Kürzlich hatte ich Gelegenheit, den bekannten Psychiater und Philosophen, Inhaber der Karl-Jaspers-Professur in Heidelberg, Professor Dr. Dr. Thomas Fuchs zu hören. Sein Thema: Krisen als Grenzsituation: Erlebnis - Reaktion - Bewältigung. Nach Karl Jaspers bedeutet die Konfrontation des Menschen mit Extremereignissen - gesellschaftlich wie individuell - zunächst die Notwendigkeit, den gewohnten Pfad, die bekannte Ordnung, sein „Gehäuse“ zu verlassen, um sich dann anhand vorhandener Ressourcen neu zu orientieren. Eine schwere Aufgabe, die nicht immer gelingt und an der der Einzelne zerbricht, wenn er es nicht rechtzeitig schafft, Hilfe zu bekommen.

In Studium und Weiterbildung kein Thema

Eine der existentiellen menschlichen Krisen sind das Sterben und der Tod. Obwohl wir im ärztlichen Alltag nahezu täglich damit konfrontiert sind, führt die Thematik ganz im Sinnbild von Thanatos aus der griechischen Mythologie ein Schattendasein. Im Studium lernen wir etwas über die sicheren Zeichen des Todes, die verschiedenen Todesursachen und vielleicht etwas über Hirntod und Organspende. Palliativmedizin und Begleitung des Sterbeprozesses spielen eine eher untergeordnete Rolle. Später in der fachärztlichen Weiterbildung beschäftigen wir uns mit Reanimationstechniken, erfahren, wie auf der Intensivstation Leben durch künstliche Beatmung und Dialyseapparate verlängert wird und werden erstmals mit dem Scheitern ärztlicher Kunst, dem Sterben konfrontiert. Häufig sind wir dabei auf uns allein gestellt, ohne fachliche Unterstützung. Der technische Automatismus, das Primat der Lebensverlängerung steht ganz oben auf der Agenda. Nicht selten entwickelt sich in uns eine gewisse Distanz im Umgang mit dieser sensiblen Thematik. Emotionale und ethische Fragen tauchen allenfalls am Rande auf und verschwinden schnell in der Routine des Krankenhaus- oder Praxisalltags.

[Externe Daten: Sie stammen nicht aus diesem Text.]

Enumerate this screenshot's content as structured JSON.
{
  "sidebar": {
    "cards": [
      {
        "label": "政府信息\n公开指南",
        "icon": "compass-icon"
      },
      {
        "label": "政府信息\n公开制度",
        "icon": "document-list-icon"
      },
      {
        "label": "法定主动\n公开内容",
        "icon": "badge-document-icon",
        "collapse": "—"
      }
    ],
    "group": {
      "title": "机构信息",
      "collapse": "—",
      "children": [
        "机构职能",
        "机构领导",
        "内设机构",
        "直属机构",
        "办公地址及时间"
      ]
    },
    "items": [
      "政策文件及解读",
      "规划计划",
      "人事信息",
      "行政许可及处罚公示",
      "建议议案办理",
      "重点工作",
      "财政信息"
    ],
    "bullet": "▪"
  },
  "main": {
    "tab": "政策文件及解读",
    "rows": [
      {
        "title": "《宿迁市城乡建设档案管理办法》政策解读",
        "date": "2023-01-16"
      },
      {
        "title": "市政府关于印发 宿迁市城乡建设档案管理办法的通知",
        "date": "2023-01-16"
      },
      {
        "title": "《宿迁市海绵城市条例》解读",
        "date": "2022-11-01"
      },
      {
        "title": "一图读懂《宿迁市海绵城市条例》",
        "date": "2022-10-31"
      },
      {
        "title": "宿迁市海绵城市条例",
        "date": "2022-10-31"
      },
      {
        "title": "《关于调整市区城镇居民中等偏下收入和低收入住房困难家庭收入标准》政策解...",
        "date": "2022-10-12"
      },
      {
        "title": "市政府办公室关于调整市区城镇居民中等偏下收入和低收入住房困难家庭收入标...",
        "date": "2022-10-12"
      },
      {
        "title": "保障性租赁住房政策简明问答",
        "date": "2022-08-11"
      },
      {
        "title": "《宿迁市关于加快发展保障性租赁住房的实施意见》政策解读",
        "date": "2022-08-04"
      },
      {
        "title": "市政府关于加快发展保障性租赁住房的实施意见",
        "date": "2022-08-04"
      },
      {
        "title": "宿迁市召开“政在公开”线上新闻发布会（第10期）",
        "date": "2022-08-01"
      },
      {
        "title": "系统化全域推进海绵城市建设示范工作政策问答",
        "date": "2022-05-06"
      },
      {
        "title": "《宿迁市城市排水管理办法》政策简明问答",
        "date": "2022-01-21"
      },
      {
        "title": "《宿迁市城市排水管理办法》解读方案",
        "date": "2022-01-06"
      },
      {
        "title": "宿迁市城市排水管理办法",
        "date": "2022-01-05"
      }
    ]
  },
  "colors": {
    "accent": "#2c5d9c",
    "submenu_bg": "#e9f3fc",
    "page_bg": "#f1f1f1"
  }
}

Ziel: würdevolles Lebensende

In der hausärztlich-internistischen Praxis entsteht im Laufe der Tätigkeit allmählich ein anderer Zugang zum Tod. Wir werden unmittelbar mit den Lebensumständen, dem vorhandenen oder nicht vorhandenen sozialen Netzwerk und vielen persönlichen Einstellungen unserer Patienten konfrontiert. Nicht selten taucht die Frage nach einer Patientenverfügung oder Vorsorgevollmacht auf. Daneben entstehen kurzfristig organisatorische Probleme rund um die weitere Betreuung zum Beispiel nach Schlaganfall oder bei fortgeschrittener Tumorerkrankung. Muss eine gesetzliche Betreuung eingerichtet werden? Welche Aufgaben übernimmt der ambulante Pflegedienst? Braucht es eine SAPV, eine spezielle ambulante Palliativversorgung? Wie reagieren die Angehörigen, lässt sich die vormals gute Arzt-Patienten-Beziehung weiterführen? Die Gratwanderung zwischen Lebensrettung und Loslassen bestimmt unseren Alltag. Es ist nicht immer einfach, jedem ein würdevolles Lebensende zu ermöglichen, dennoch sollte das unser oberstes Ziel sein.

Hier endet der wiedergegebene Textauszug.